As a client, you are only allowed to ask your therapist about specific questions about what you want to know. This is because you are in therapy and, although you may be there for therapy, you are still a person with thoughts, feelings and needs. So, while you may feel very comfortable talking to your therapist about your problems, you are not necessarily giving permission to talk about personal problems. If you think of your therapy as an interview, then it makes sense that you should only ask the questions that are relevant to your therapy and to the process of therapy itself. The purpose of this article is to help guide you in deciding what questions to ask before you start therapy.
Therapy is not necessarily a one-time thing. In fact, many therapists can find that their practice grows rather quickly by virtue of the constant communication between them and their clients. If you have decided that you want help to deal with your own issues, then it is important that you ask yourself what kind of questions you should be asking before you start therapy. What follows are some questions that can bring about an initial discussion about how you want to go about therapy and what it might involve.
Do you think that good therapists ask about a range of issues? This is not a surprise, since it is in the nature of the work that people come with varying emotional baggage and challenges. There are some people who need support and counselling skills, and there are some people who have a clear understanding of what they need but are unable to communicate those needs effectively. In this respect, both types of clients need different kinds of support and counselling skills.
If you are a good therapist and you only deal with people whose problems are essentially personal, then the nature of your work will be fairly straightforward and easy to understand. In other words, your client’s problems are going to bring about the issues in their lives, so you will need to be able to deal with them on an intuitive level and a degree of compassion. If you have already met the person you are working with and you are simply seeking their perspective on their problems, then the nature of the therapy will also be fairly clear-cut.

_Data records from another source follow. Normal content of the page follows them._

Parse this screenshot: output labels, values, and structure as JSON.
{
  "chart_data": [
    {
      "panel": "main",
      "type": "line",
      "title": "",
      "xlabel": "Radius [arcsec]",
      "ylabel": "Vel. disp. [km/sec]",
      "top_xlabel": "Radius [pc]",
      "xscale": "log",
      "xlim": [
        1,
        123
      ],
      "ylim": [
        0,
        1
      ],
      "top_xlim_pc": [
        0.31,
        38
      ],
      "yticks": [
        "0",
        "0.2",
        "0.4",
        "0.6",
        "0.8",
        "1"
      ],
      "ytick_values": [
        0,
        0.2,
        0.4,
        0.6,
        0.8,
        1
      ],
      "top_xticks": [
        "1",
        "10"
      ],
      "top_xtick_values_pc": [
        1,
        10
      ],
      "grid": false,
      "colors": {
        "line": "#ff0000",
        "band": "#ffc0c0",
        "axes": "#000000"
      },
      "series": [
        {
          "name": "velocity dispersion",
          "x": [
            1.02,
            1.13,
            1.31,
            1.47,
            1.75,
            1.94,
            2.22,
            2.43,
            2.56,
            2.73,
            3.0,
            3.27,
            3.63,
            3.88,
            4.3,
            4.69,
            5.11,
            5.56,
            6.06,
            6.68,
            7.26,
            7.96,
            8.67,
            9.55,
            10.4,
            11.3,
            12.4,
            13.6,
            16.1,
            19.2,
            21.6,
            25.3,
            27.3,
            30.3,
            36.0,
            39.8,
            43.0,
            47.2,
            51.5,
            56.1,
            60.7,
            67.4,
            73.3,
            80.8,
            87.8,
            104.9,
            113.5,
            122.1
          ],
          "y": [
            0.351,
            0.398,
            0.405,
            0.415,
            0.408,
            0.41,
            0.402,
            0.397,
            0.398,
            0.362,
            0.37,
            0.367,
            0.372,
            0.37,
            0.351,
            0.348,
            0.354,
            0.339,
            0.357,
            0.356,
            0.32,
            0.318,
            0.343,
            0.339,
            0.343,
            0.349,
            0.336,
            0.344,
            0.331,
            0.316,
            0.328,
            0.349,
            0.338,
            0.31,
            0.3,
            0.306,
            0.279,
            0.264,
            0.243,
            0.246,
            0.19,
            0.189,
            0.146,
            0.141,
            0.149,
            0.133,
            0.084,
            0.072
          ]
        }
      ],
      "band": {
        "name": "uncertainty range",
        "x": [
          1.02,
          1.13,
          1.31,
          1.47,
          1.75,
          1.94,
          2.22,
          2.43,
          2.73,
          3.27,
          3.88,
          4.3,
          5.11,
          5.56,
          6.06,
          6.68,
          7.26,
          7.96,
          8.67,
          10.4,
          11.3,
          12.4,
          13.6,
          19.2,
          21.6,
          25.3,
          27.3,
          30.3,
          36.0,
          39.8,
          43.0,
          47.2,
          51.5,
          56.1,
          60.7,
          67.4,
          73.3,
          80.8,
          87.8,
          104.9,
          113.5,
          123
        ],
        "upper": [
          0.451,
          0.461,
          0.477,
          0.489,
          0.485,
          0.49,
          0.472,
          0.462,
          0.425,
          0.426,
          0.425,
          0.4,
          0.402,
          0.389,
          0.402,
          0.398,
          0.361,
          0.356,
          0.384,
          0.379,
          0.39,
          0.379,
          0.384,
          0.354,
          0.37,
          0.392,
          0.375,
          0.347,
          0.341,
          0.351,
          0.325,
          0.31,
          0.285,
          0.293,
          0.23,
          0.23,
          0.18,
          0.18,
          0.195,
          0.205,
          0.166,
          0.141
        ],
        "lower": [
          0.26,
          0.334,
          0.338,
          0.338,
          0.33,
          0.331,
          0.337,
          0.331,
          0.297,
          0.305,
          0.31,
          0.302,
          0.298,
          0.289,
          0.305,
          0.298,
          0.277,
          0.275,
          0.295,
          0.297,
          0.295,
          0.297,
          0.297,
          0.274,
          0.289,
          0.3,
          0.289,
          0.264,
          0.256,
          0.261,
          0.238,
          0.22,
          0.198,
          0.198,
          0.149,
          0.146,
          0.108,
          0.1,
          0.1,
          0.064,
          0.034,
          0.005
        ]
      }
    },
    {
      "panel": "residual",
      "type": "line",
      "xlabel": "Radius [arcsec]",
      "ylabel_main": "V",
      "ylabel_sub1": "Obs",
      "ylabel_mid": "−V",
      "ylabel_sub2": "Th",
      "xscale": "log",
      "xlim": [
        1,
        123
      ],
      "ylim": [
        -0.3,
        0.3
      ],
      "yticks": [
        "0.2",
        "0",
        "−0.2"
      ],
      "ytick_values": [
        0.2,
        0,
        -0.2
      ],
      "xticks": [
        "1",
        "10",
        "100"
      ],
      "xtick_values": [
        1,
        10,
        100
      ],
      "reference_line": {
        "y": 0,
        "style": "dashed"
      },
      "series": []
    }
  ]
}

The nature of your first therapy session will determine the nature of the subsequent discussions that will take place. If you start out with a clearly identified problem and if you are able to ask good questions and refer to examples of other people whose work you admire, then you will have established rapport. The next stage will then be to move towards deeper questions and concerns. This is where it can become difficult, because most of us want to be able to solve problems quickly and we want to be able to avoid uncomfortable situations.
However, a problem that does not get resolved in the therapeutic setting will usually escalate into a situation that does. This does not mean that the client will be trying to force an issue, but if they are left hanging, there is a possibility that it will eventually come up. It is important not to become defensive or attempt to control the process. Just accept the fact that as a client, you are free to ask your therapist about anything. If they respond with silence or limited response, then it may be time to move onto another therapist.
Of course, when you are working with a therapist who refuses to answer these types of fundamental questions, you are wasting your money. In order to ensure that you have an equally valuable experience, you will need to make sure that you ask many such questions during your therapy sessions. This will allow you to learn what areas need improvement, what areas of your therapy need revision, and you will be able to tailor your sessions to meet your unique needs.